Inside Germany's No-Go Zones: Part I - North Rhine-Westphalia

Via Billy

https://www.gatestoneinstitute.org/pics/2027.jpg
  • "In Berlin or in the north of Duisburg there are neighborhoods where colleagues hardly dare to stop a car -- because they know that they'll be surrounded by 40 or 50 men." These attacks amount to a "deliberate challenge to the authority of the state -- attacks in which the perpetrators are expressing their contempt for our society." — Rainer Wendt, President of the German Police Union.
  • "Once Duisburg-Marxloh was a popular shopping and residential area. Now clans claim the streets for themselves. The police are powerless. The descent of the district is nightmarish." — N24 Television.
  • Police say they are alarmed by the brutality and aggression of the clans, who are said to view crime as leisure activity. If police dare to intervene, hundreds of clan members are mobilized to confront the police.

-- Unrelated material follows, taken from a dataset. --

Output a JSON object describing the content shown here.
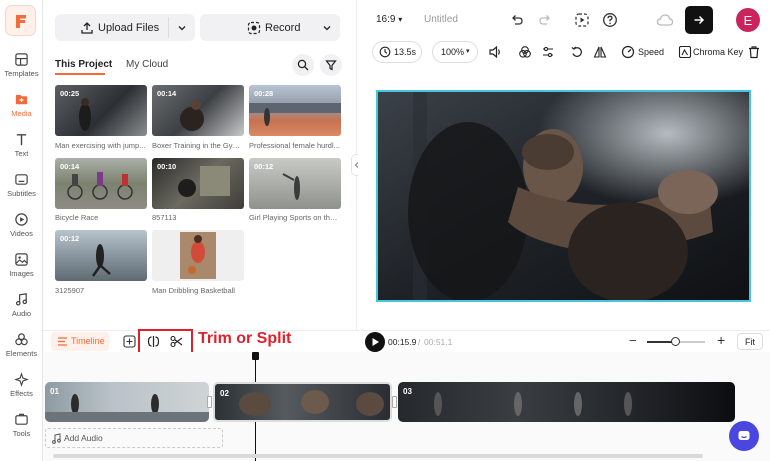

  • A 17-page report prepared for the NRW State Parliament revealed how Lebanese clans in Duisburg divide up certain neighborhoods in order to pursue their criminal activities, such as robbery, drug dealing and extortion.
  • "Further data collection is not legally permissible. Both internally and externally, any classification that could be used to depreciate human beings must be avoided. In this respect, the use of the term 'family clan' is forbidden from the police point of view." — Ralf Jäger, Interior Minister, North Rhine-Westphalia.
  • Two police officers stopped a driver who ran a red light. The driver got out of the car and ran away. When police caught up with him, they were confronted by more than 50 migrants. A 15-year-old attacked a policeman from behind and began strangling him, rendering him unconscious.